Hitchcock's 'blonde' films and camp classics like Verhoeven's Basic Instinct and Showgirls are where her stance comes to bear in film criticism, exonerating the reputation of the icy blonde femme fatale as pagan goddess, and the war of the sexes akin to a forest slowly swallowing up the Eiffel Tower. Film criticism may not be her main thing, but it could be, and I'll tell you this, without her words to guide us, would we be able to truly savor the chthonic nightmare films of Lars Von Trier? The apocalyptic pagan desperation of Suddenly Last Summer? Here she is praising Elizabeth Taylor and lamenting the relative remoteness of modern stars like Angelina Jolie:
... Despite all her children, no one would ever call Angelina Jolie maternal. But Elizabeth Taylor’s maternal quality is central to her heterosexual power. Elizabeth Taylor could control men. She liked men. And men liked her. There was a chemistry between her and men, coming from her own maternal instincts. I’ve been writing about this for years, and it was partly inspired by watching Taylor operate on-screen and off. The happy and successful heterosexual woman feels tender and maternal toward men — but this has been completely lost in our feminist era. Now women tell men, you have to be my companion and be just like a woman; be my best friend, and listen to me chatter. In other words, women don’t really like men anymore — they want men to be like women. But Elizabeth Taylor liked men, and men loved to be around her because they sensed that. (Salon - 3/11)Paglia taught me above all that academic writing can be thrilling, that it needn't bow to the unwritten edict that one must always use obscure terminology to mask that one has nothing to say, reiterate the party line hook and sinker and then add one tiny microbe to the canonical dogma while thesis advisors sniff over your every footnote. Instead, one can combine personal details with theory, and indeed should to provide insight into the writer's unique subjective position (Paglia's working class Catholic Italian background anchors her unflinching eye for blood and paganism, her comfort in the arena of conflict), vs. the draining of all autobiographical blood from a text as done by most academes who genuinely believe that, with enough time clocked at the library, there can be gleaned such a things as an 'objective truth.'
I am popular with certain people, but I'm still blocked out of the establishment. I hate that incestuous world. It makes me sick. It's impossible for anything truly original to get done. Thinking is not allowed. It's all PC. It is so horrible because it is a fossilized, parasitic version of Sixties philosophy.While most academes flee from it, Paglia actually courts controversy, rocks the boat, flips it over, and laugh maniacally choking and stabbing the now senseless drowned Phoenician sailor of safe mainstream academia.

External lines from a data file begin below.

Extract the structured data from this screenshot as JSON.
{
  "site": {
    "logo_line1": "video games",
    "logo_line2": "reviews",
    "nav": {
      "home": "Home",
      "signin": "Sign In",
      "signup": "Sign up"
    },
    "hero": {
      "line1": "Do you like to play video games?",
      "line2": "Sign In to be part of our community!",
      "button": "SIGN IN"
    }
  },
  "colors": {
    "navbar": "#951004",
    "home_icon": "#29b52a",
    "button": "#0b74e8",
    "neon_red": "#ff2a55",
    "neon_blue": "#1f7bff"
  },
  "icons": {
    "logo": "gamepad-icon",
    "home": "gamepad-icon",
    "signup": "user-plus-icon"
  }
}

The dearth of like-minded voices in the academic mainstream testifies to the accuracy of her picture, and most academics I know, agree, but not always publicly, that this guarded PC conformity is choking cultural progress. That's why Camille is such a one-of-a-kind natural treasure, and I place her in my personal canon of inspirations and hope and pray that one day she'll live up to that promise she makes all over, up and down, the pages of Sexual Personae but even now, over twenty years later, she's yet to follow up on: Sexual Personae 2, i.e The Rock and Roll Edition.
Erich, Sexual Personae was definitely an essential undergrad reading experience for a certain generation, and as I'm thinking about Paglia again, she may have been this generation's counterpart to H.L. Mencken by combining an amoralist perspective with defiance toward political correctness and thus offending right and left at once by standing outside their bipolarity. But equating the rhetoric of Gov. Palin to bebop is an insult to jazz -- I just wonder whether it was a conscious one.